The point of OsStr is to abstract over a platform specific representation. Internally, on Windows, that representation is WTF-8 while on Unix it’s just a sequence of bytes. Those internal representations aren’t part of the public interface of OsStr. However, if you can make an assumption about your platform, then you can access the raw bytes. A similar interface exists on Windows, but unlike Unix, access to it is not free: the internal WTF-8 representation is transcoded to/from potentially ill-formed UTF-16.

So, I think the answer to your question is, “yes, right now, you really do need to write separate functions, and your Windows function will have an additional cost.”

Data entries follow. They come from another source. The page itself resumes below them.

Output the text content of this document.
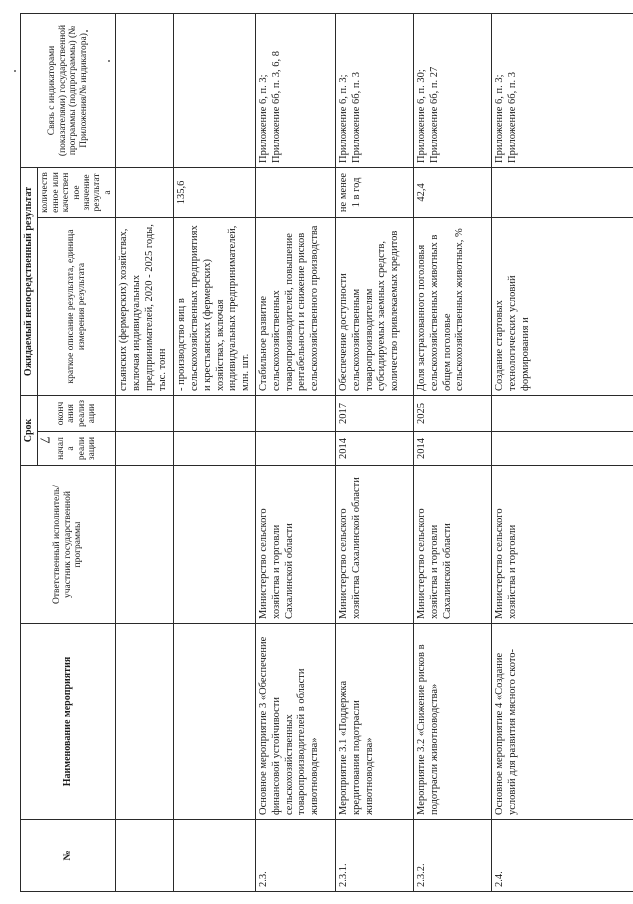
7
№	Наименование мероприятия	Ответственный исполнитель/ участник государственной программы	Срок		Ожидаемый непосредственный результат		Связь с индикаторами (показателями) государственной программы (подпрограммы) (№ Приложения/№ индикатора)
			начала реализации	окончания реализации	краткое описание результата, единица измерения результата	количественное или качественное значение результата	
					стьянских (фермерских) хозяйствах, включая индивидуальных предпринимателей, 2020 - 2025 годы, тыс. тонн		
					- производство яиц в сельскохозяйственных предприятиях и крестьянских (фермерских) хозяйствах, включая индивидуальных предпринимателей, млн. шт.	135,6	
2.3.	Основное мероприятие 3 «Обеспечение финансовой устойчивости сельскохозяйственных товаропроизводителей в области животноводства»	Министерство сельского хозяйства и торговли Сахалинской области			Стабильное развитие сельскохозяйственных товаропроизводителей, повышение рентабельности и снижение рисков сельскохозяйственного производства		Приложение 6, п. 3; Приложение 6б, п. 3, 6, 8
2.3.1.	Мероприятие 3.1 «Поддержка кредитования подотрасли животноводства»	Министерство сельского хозяйства Сахалинской области	2014	2017	Обеспечение доступности сельскохозяйственным товаропроизводителям субсидируемых заемных средств, количество привлекаемых кредитов	не менее 1 в год	Приложение 6, п. 3; Приложение 6б, п. 3
2.3.2.	Мероприятие 3.2 «Снижение рисков в подотрасли животноводства»	Министерство сельского хозяйства и торговли Сахалинской области	2014	2025	Доля застрахованного поголовья сельскохозяйственных животных в общем поголовье сельскохозяйственных животных, %	42,4	Приложение 6, п. 30; Приложение 6б, п. 27
2.4.	Основное мероприятие 4 «Создание условий для развития мясного ското-	Министерство сельского хозяйства и торговли			Создание стартовых технологических условий формирования и		Приложение 6, п. 3; Приложение 6б, п. 3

With that said, one time, I was feeling frisky and plunged my hands into the depths of the internal representation: https://github.com/BurntSushi/ripgrep/blob/d79add341ba4be10bb3459877318b9c5a30f5db3/globset/src/pathutil.rs#L41-L85 — but note, that’s a relatively specialized case that really doesn’t generalize. You could probably adapt it to your needs such that if your needle is an &OsStr and your haystack is an &OsStr, then you could do the transmute on both to &[u8] and then do your search.

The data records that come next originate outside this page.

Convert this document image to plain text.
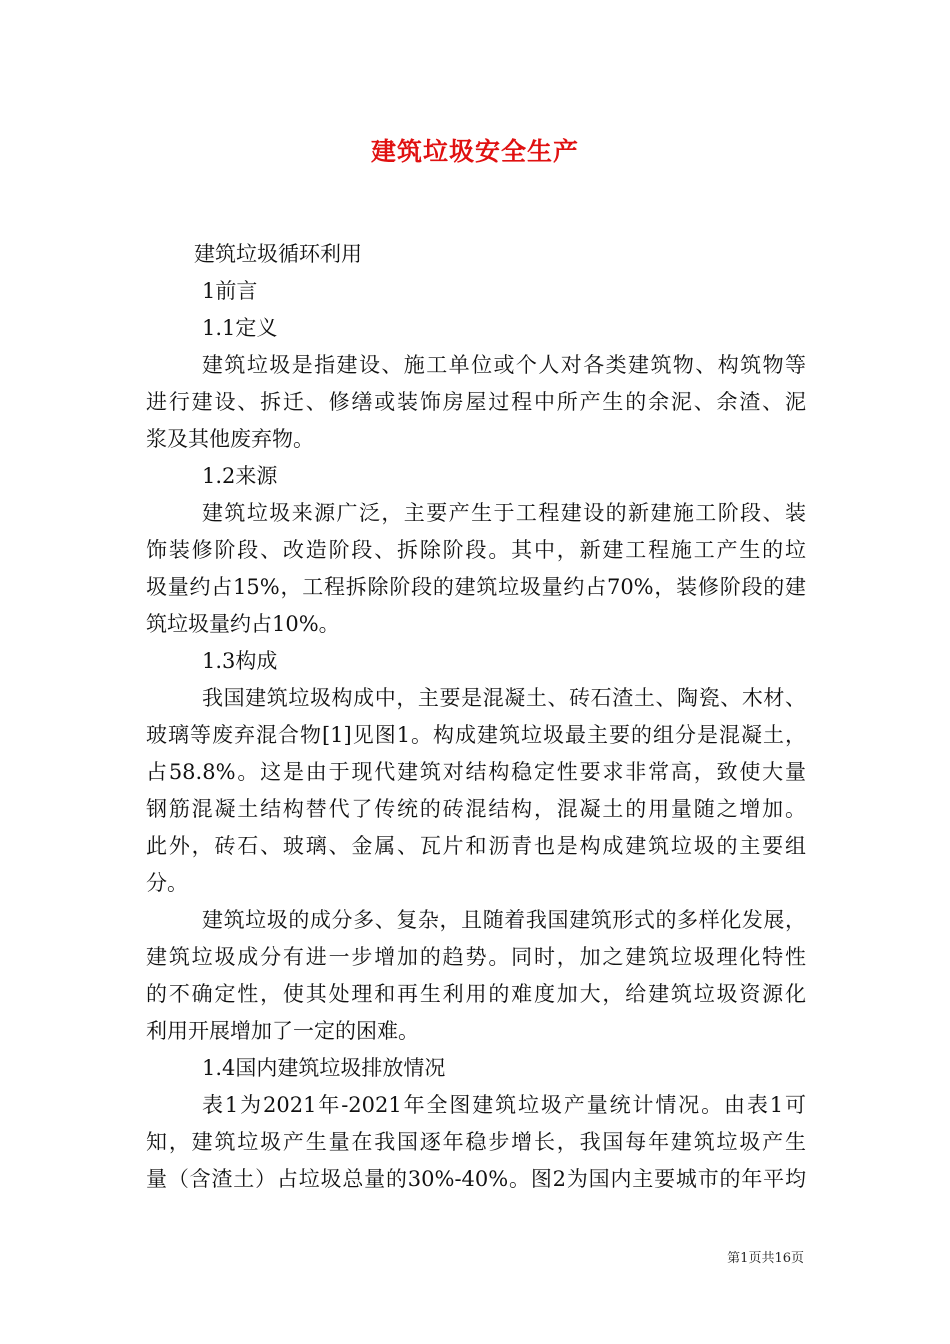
建筑垃圾安全生产
建筑垃圾循环利用
1前言
1.1定义
建筑垃圾是指建设、施工单位或个人对各类建筑物、构筑物等
进行建设、拆迁、修缮或装饰房屋过程中所产生的余泥、余渣、泥
浆及其他废弃物。
1.2来源
建筑垃圾来源广泛，主要产生于工程建设的新建施工阶段、装
饰装修阶段、改造阶段、拆除阶段。其中，新建工程施工产生的垃
圾量约占15%，工程拆除阶段的建筑垃圾量约占70%，装修阶段的建
筑垃圾量约占10%。
1.3构成
我国建筑垃圾构成中，主要是混凝土、砖石渣土、陶瓷、木材、
玻璃等废弃混合物[1]见图1。构成建筑垃圾最主要的组分是混凝土，
占58.8%。这是由于现代建筑对结构稳定性要求非常高，致使大量
钢筋混凝土结构替代了传统的砖混结构，混凝土的用量随之增加。
此外，砖石、玻璃、金属、瓦片和沥青也是构成建筑垃圾的主要组
分。
建筑垃圾的成分多、复杂，且随着我国建筑形式的多样化发展，
建筑垃圾成分有进一步增加的趋势。同时，加之建筑垃圾理化特性
的不确定性，使其处理和再生利用的难度加大，给建筑垃圾资源化
利用开展增加了一定的困难。
1.4国内建筑垃圾排放情况
表1为2021年-2021年全图建筑垃圾产量统计情况。由表1可
知，建筑垃圾产生量在我国逐年稳步增长，我国每年建筑垃圾产生
量（含渣土）占垃圾总量的30%-40%。图2为国内主要城市的年平均
第1页共16页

I suppose the proper answer here is that the OsStr APIs should be expanded to support typical search/split/whatever operations one might find on &str. In particular, to satisfy the general case, your needle needs to be an OsStr.

If you can make assumptions and you can afford it, like, your needle is always a &str, then you could convert your path element to UTF-8 first and then search.


#3

Yes, I’d love for there to be some common functionality in the OsStr world.

I don’t want to assume unicode, or pay the cost for conversion to/from unicode (so str is right out), but would like to have some simple operations on OsStr such as comparison of prefix/suffix relationships. I believe it is always either &[u8] or &[u16] so there shouldn’t be any problem making such comparisons. :frowning2:


#4

To be clear, an &OsStr is always a &[u8]. The key platform distinction is the encoding of that &[u8]. On Unix, it’s just arbitrary bytes. On Windows, it’s WTF-8, which is basically UTF-8 w/ surrogates. You only get &[u16] after an explicit transcoding step.

What that means is that all of the search routines need to be aware of WTF-8, which I think seems OK, although I haven’t given it much thought.